Rating: Summary: great job! Review: I've enjoyed this novel as far as I can; J.Alvarez is simply great on her narrative, the story of a migration for political reasons, the realistic family matters, the magic on her own voice, and the "unique" way that she have to involve every single reader are some of the reasons to read it. She make the voice of so many people that migrate for non-economical reasons, their families,relations , new friends, and the past of a wealthy life. "Enriquece la nueva literatura hispano-americana"
Rating: Summary: De otra manera Review: Resulta grandioso ver como J. Alvarez logra adentrarnos en lo magico que guarda cada nucleo familiar, en sus verdaderas historias, en las que todos y todas nos reflejamos de alguna manera; es poderosa la fuerza de sus palabras y el sentimiento compartido de educacion en dos culturas. definitivamente sienta un precedente como parte de la nueva literatura hispano-americana.
Rating: Summary: Fun-loving and moving;the author brings word to life Review: Julia Alverez created a moving, truthful and spiritful tale of love, growing up and the experiences brought with it. Once I started the book, I could not put it back down. I highly recommend it. It not only pulled you into it's pages but got you laughing and crying along with it's characters. Two thumbs way up!

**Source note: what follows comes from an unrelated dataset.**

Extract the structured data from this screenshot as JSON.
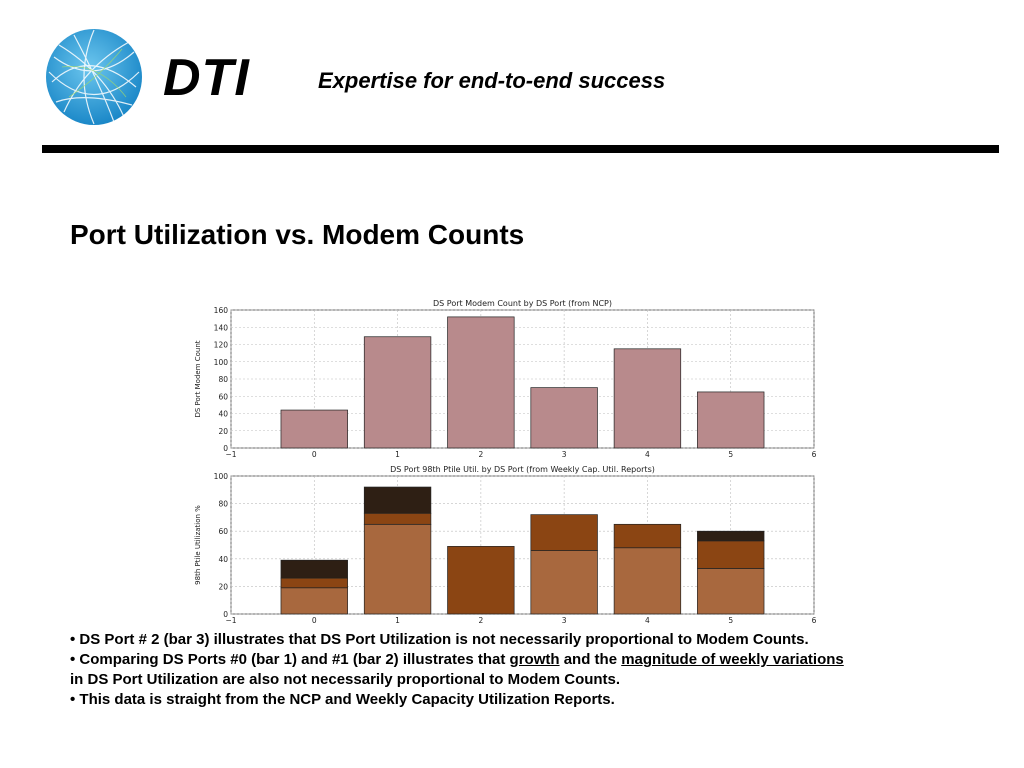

Rating: Summary: Novel producing negative cultural stigma on Latinos. Review: Since this book is categorized as a multicultural novel, it is included on required reading lists for high school children in numerous school systems, including Philadelphia. Although this novel won critical acclaim, the book is brimming with graphic, profane language describing illicit sexual encounters, drug use, child molestation, and many negative social promiscuity's. The plot is weak and only seems to thread through the smut. A poor example of exemplar prose. Alvarez describes situations in the Latino community that place a negative cultural stigma on Latinos. Totally undermining to parental influence, it is a far cry from the excellence of "Joy Luck Club," and "Angela's Ashes." School Districts need to reevaluate required selections with an eye toward classic literature.